Can LLMs build complex Factorio factories?
Factorio Learning Environment
March 15, 2025
https://arxiv.org/pdf/2503.09617-
This paper introduces the Factorio Learning Environment (FLE), a new benchmark for evaluating the abilities of Large Language Models (LLMs) to act as agents in complex, open-ended tasks requiring planning, resource management, and automation, based on the video game Factorio.
-
Key points for LLM-based multi-agent systems:
- FLE allows for evaluating LLMs in both structured (lab-play) and unbounded (open-play) settings, providing a scalable challenge as model capabilities increase.
- Agents interact with FLE by writing and executing Python code, enabling evaluation of their program synthesis abilities within a resource-constrained simulated world.

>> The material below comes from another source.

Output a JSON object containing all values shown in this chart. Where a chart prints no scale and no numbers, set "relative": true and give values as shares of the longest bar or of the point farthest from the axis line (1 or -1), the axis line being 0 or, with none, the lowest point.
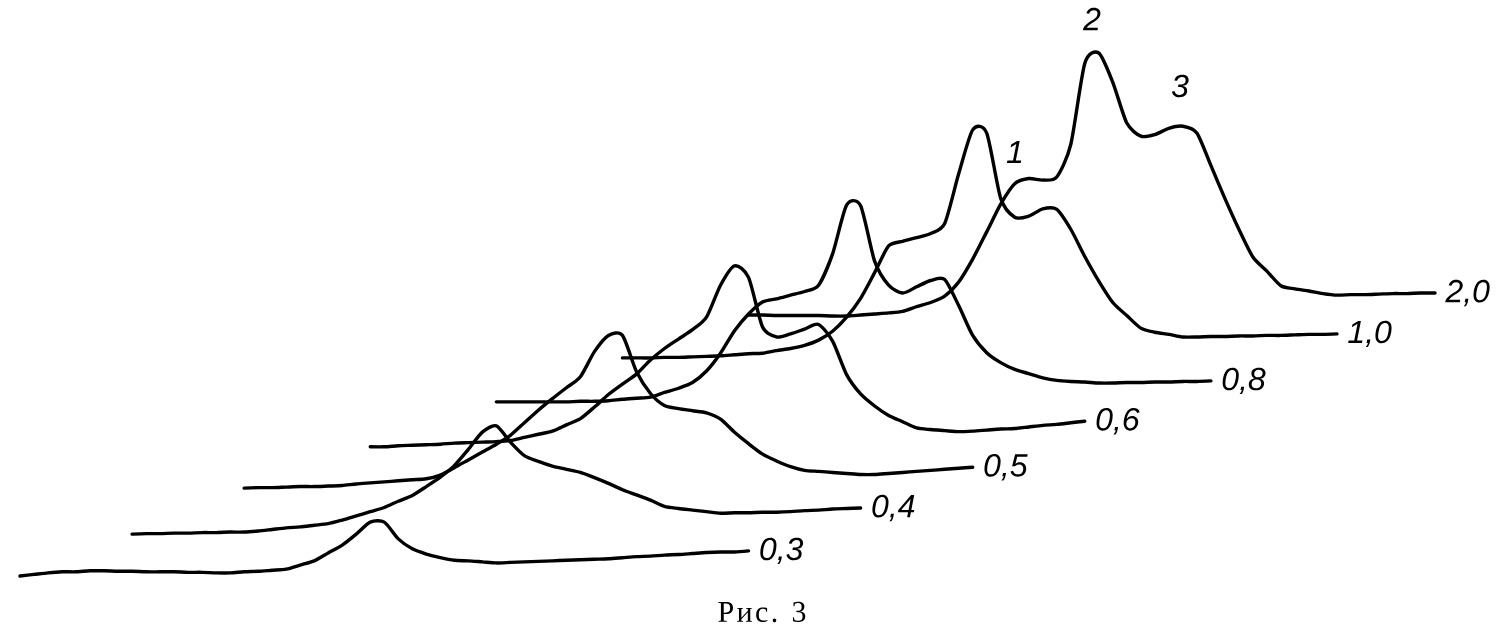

- Initial evaluations of current LLMs reveal limitations in spatial reasoning, long-term planning, and error correction, especially as task complexity increases.
- LLMs exhibit different coding styles and debugging strategies when interacting with FLE, highlighting diverse approaches to problem-solving.
- FLE facilitates research into emergent behaviors in multi-agent systems, such as cooperation, competition, and resource allocation strategies, which is relevant for AI safety research.
- FLE provides a valuable platform for exploring how LLMs might perform in real-world resource management and automation scenarios, including potential safety risks.